The memory of the small body on the slab still made her chest tighten. The open mouth, the whispers, the black eyes—it was both like and unlike Cedric, and she couldn’t quite wrap her head around that. Maybe her magic had changed, become darker, become somehow worse.
And they wanted her to do it again.
Bastian said he thought that the tragedies in the villages were caused by Mortem. She’d told him it was impossible, but after seeing Horse—Claude, she reminded herself, nose wrinkling—Lore wondered if maybe she didn’t know that much about Mortem after all. Maybe she didn’t really know anything.
As much as she hated the idea of attempting to raise someone from the dead again, the idea of just walking away and letting her failure stand wasn’t an option. Wouldn’t be even if the other option wasn’t the Burnt Isles. Whole villages, whole families, were dead. She’d known that, in the abstract. But to know it and to see it were two different things, and to know that she was apparently the only one who could figure it out was still another.
Her failure felt as damning as blood on her fingers.
And it wasn’t until then—thinking of her failure, of Claude/Horse, of how they collided—that she realized how the two things fit together.
Lore sat bolt-upright in bed. “Shit.”
CHAPTER SEVENTEEN
Nothing binds people together better than desperation.
—Eroccan proverb
Gabe was still awake when Lore burst through her bedroom door, though he’d moved out of the dusty study and was now staring into the fireplace with his usual pensive expression.
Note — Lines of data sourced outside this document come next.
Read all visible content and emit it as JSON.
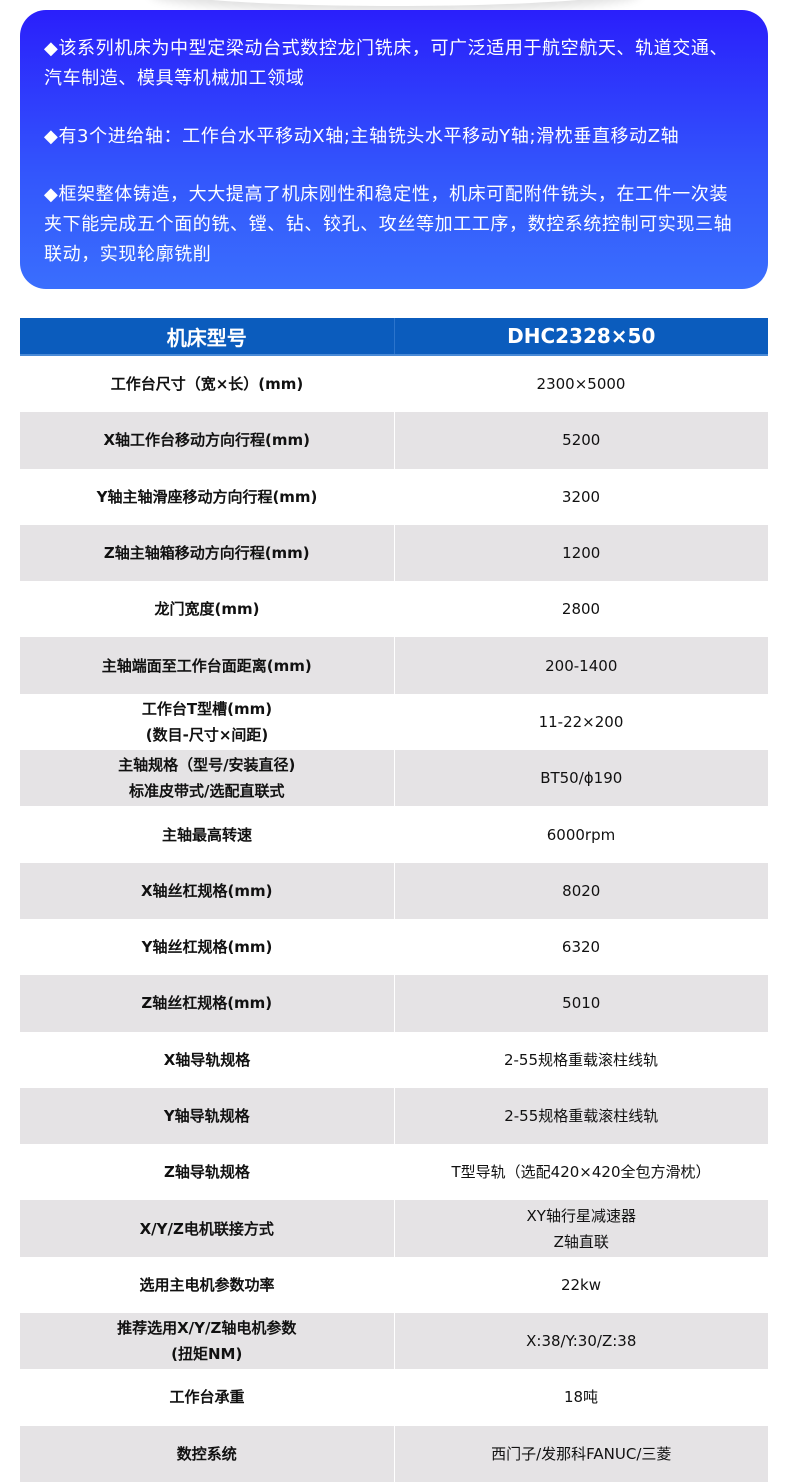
{
  "intro": {
    "paragraphs": [
      "◆该系列机床为中型定梁动台式数控龙门铣床，可广泛适用于航空航天、轨道交通、汽车制造、模具等机械加工领域",
      "◆有3个进给轴：工作台水平移动X轴;主轴铣头水平移动Y轴;滑枕垂直移动Z轴",
      "◆框架整体铸造，大大提高了机床刚性和稳定性，机床可配附件铣头，在工件一次装夹下能完成五个面的铣、镗、钻、铰孔、攻丝等加工工序，数控系统控制可实现三轴联动，实现轮廓铣削"
    ]
  },
  "table": {
    "headers": [
      "机床型号",
      "DHC2328×50"
    ],
    "rows": [
      [
        "工作台尺寸（宽×长）(mm)",
        "2300×5000"
      ],
      [
        "X轴工作台移动方向行程(mm)",
        "5200"
      ],
      [
        "Y轴主轴滑座移动方向行程(mm)",
        "3200"
      ],
      [
        "Z轴主轴箱移动方向行程(mm)",
        "1200"
      ],
      [
        "龙门宽度(mm)",
        "2800"
      ],
      [
        "主轴端面至工作台面距离(mm)",
        "200-1400"
      ],
      [
        "工作台T型槽(mm)\n(数目-尺寸×间距)",
        "11-22×200"
      ],
      [
        "主轴规格（型号/安装直径)\n标准皮带式/选配直联式",
        "BT50/ϕ190"
      ],
      [
        "主轴最高转速",
        "6000rpm"
      ],
      [
        "X轴丝杠规格(mm)",
        "8020"
      ],
      [
        "Y轴丝杠规格(mm)",
        "6320"
      ],
      [
        "Z轴丝杠规格(mm)",
        "5010"
      ],
      [
        "X轴导轨规格",
        "2-55规格重载滚柱线轨"
      ],
      [
        "Y轴导轨规格",
        "2-55规格重载滚柱线轨"
      ],
      [
        "Z轴导轨规格",
        "T型导轨（选配420×420全包方滑枕）"
      ],
      [
        "X/Y/Z电机联接方式",
        "XY轴行星减速器\nZ轴直联"
      ],
      [
        "选用主电机参数功率",
        "22kw"
      ],
      [
        "推荐选用X/Y/Z轴电机参数\n(扭矩NM)",
        "X:38/Y:30/Z:38"
      ],
      [
        "工作台承重",
        "18吨"
      ],
      [
        "数控系统",
        "西门子/发那科FANUC/三菱"
      ]
    ]
  },
  "colors": {
    "header": "#0b5cbd",
    "gradient_top": "#2a1ffb",
    "gradient_bottom": "#3a6efd",
    "row_alt": "#e5e3e5"
  }
}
He’d taken off his shirt and piled his bedding in front of the door, and the flame-light played over the muscled planes of his chest.
He whipped around as her door banged open, brows knit. “Lore?”
She cast a look at the clock on the wall—nearly midnight. Hopefully everyone would be either sleeping or involved in other distracting endeavors. “I have to go back to the vaults.”
“You what?”
Lore shoved her feet into her boots and tied a quick knot in the sash of the dressing gown she’d found in the wardrobe. Perfectly tailored, once again, and a pretty blush-pink that she never would’ve chosen for herself. “The body I raised from the dead today—I channeled Mortem with him the same way I did with the horse.”
She didn’t pause as she spoke, rushing to her boots and shoving her feet into them, moving as quickly as she could. Behind her, Gabe stood slowly from the couch. “I don’t understand the problem.”
“The problem,” Lore said, sitting down hard on the ground to tie her laces, “is that he might wake up, just like the horse did.”
Cedric. Gods, had it happened to Cedric, too? They’d burned him after Lore snapped the strings of Mortem animating his corpse; had he been awake for that, his mouth an open maw like the child in the vaults, a scream with no sound?
Lore didn’t realize she was hyperventilating until Gabe’s hand landed on her shoulder, a calming weight. She fought to control her breathing as the shirtless Mort knelt in front of her, brow creased in concern.
“But you have to tell a human corpse what to do, right?” he murmured. “It’s not like an animal; he won’t get up and walk around. We can go in the morning.”
“No.” She shook her head. When her eyes closed, she saw Cedric, his body a horror, his eyes open. “No, I have to try and fix it now, I can’t leave him like that. I can’t.”
Gabe looked at her, his one eye searching both of hers. Then he nodded, once.
Lore made for the door, not giving him time to change his mind. Gabe cursed at her speed, grabbing a shirt and pulling it over his head, hopping on one foot to tie his boots. “Slow down, Lore, it’s not—”
“I have to fix it before August or Anton sees.” She wasn’t sure why. But she knew, with that same deep, primordial sense that told her how to raise the dead, that neither the King nor the Priest should see what her magic could really do. Horse was one thing, humans another.
And even though the body on the slab would never be truly alive again—never truly conscious—the thought of leaving him alone in the dark turned her stomach.
“No one should’ve been in the vaults since you and August and Anton left, other than the Sacred Guard,” Gabe said, nearly toppling over as he tied his second boot. He hadn’t quite managed to pull his shirt all the way down in his attempt to catch up with her, and the hem was caught high on his rib, showing a distracting amount of abdomen. “They aren’t a place you visit casually. If he woke up, no one will have seen.”